Lei si irrigidì quasi istantaneamente lanciandomi un'occhiataccia di sbieco, stringendo le sue mani delicate a pugno.
"Non chiamarmi Blue, Cy." mi ammonì, senza specificare che se avessi deciso di agire diversamente mi avrebbe privato di quello che rimaneva dei miei organi. "E comunque sì, va tutto bene, se ignoriamo tutto quello che sta accadendo attorno a noi e ci concentriamo sui miei capelli oggi. Perché devo proprio dirlo, mi stanno da Dio."

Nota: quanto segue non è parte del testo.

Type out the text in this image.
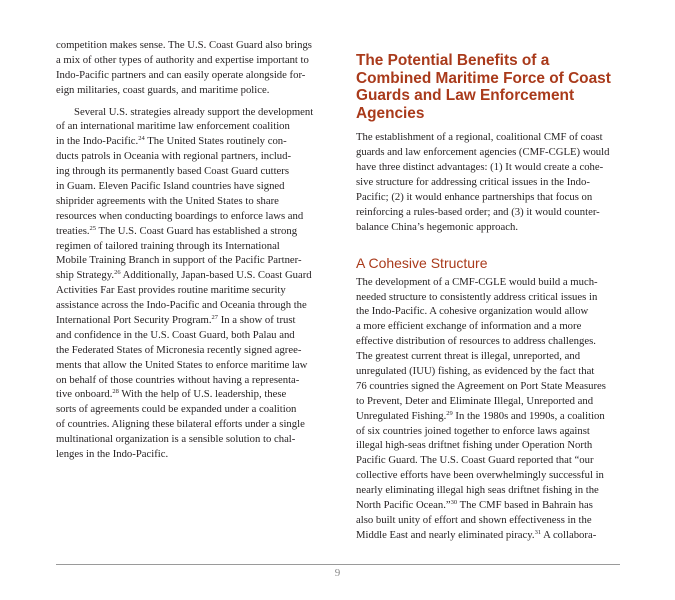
competition makes sense. The U.S. Coast Guard also brings
a mix of other types of authority and expertise important to
Indo-Pacific partners and can easily operate alongside for-
eign militaries, coast guards, and maritime police.
Several U.S. strategies already support the development
of an international maritime law enforcement coalition
in the Indo-Pacific.$^{24}$ The United States routinely con-
ducts patrols in Oceania with regional partners, includ-
ing through its permanently based Coast Guard cutters
in Guam. Eleven Pacific Island countries have signed
shiprider agreements with the United States to share
resources when conducting boardings to enforce laws and
treaties.$^{25}$ The U.S. Coast Guard has established a strong
regimen of tailored training through its International
Mobile Training Branch in support of the Pacific Partner-
ship Strategy.$^{26}$ Additionally, Japan-based U.S. Coast Guard
Activities Far East provides routine maritime security
assistance across the Indo-Pacific and Oceania through the
International Port Security Program.$^{27}$ In a show of trust
and confidence in the U.S. Coast Guard, both Palau and
the Federated States of Micronesia recently signed agree-
ments that allow the United States to enforce maritime law
on behalf of those countries without having a representa-
tive onboard.$^{28}$ With the help of U.S. leadership, these
sorts of agreements could be expanded under a coalition
of countries. Aligning these bilateral efforts under a single
multinational organization is a sensible solution to chal-
lenges in the Indo-Pacific.
The Potential Benefits of a
Combined Maritime Force of Coast
Guards and Law Enforcement
Agencies
The establishment of a regional, coalitional CMF of coast
guards and law enforcement agencies (CMF-CGLE) would
have three distinct advantages: (1) It would create a cohe-
sive structure for addressing critical issues in the Indo-
Pacific; (2) it would enhance partnerships that focus on
reinforcing a rules-based order; and (3) it would counter-
balance China’s hegemonic approach.
A Cohesive Structure
The development of a CMF-CGLE would build a much-
needed structure to consistently address critical issues in
the Indo-Pacific. A cohesive organization would allow
a more efficient exchange of information and a more
effective distribution of resources to address challenges.
The greatest current threat is illegal, unreported, and
unregulated (IUU) fishing, as evidenced by the fact that
76 countries signed the Agreement on Port State Measures
to Prevent, Deter and Eliminate Illegal, Unreported and
Unregulated Fishing.$^{29}$ In the 1980s and 1990s, a coalition
of six countries joined together to enforce laws against
illegal high-seas driftnet fishing under Operation North
Pacific Guard. The U.S. Coast Guard reported that “our
collective efforts have been overwhelmingly successful in
nearly eliminating illegal high seas driftnet fishing in the
North Pacific Ocean.”$^{30}$ The CMF based in Bahrain has
also built unity of effort and shown effectiveness in the
Middle East and nearly eliminated piracy.$^{31}$ A collabora-
9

Mi sforzai di ridacchiare, mentre consegnava la sua sacca a una delle guardie all'entrata, compagna di quella che stava discutendo frettolosamente con Tara e Stella, in quanto Generale e Reggente in carica.
Il soldato controllò che non ci fossero armi e poi le fece cenno di entrare, come se non sapesse che noi stessi eravamo un'arma vivente.
Prima di avanzare oltre permettemmo alla ragazza dai capelli biondi di scendere dalla navicella, stringendo nella mano destra il comunicatore che sembrava infondere forza, ovvero quello collegato al bracciale della sua migliore amica.
"Buon viaggio Robot Boy." mi salutò alzando il braccio sinistro mentre mi veniva in contro.
Ammiccai alla sua protesi di metallo e colpii con il palmo aperto la sua mano, sforzandomi di sogghignare.
"Ci vediamo Robot Girl." risposi, affrettandomi poi a fare il mio ingresso nella navicella in modo che potessero chiuderne l'uscita.
Ci allontanammo dal portellone principale e seguimmo uno dei soldati che ci condusse nella nostra zona di prima classe, ovvero la pancia della nave dalla quale avremo potuto lanciarci nel vuoto sotto di noi in caso di pericolo.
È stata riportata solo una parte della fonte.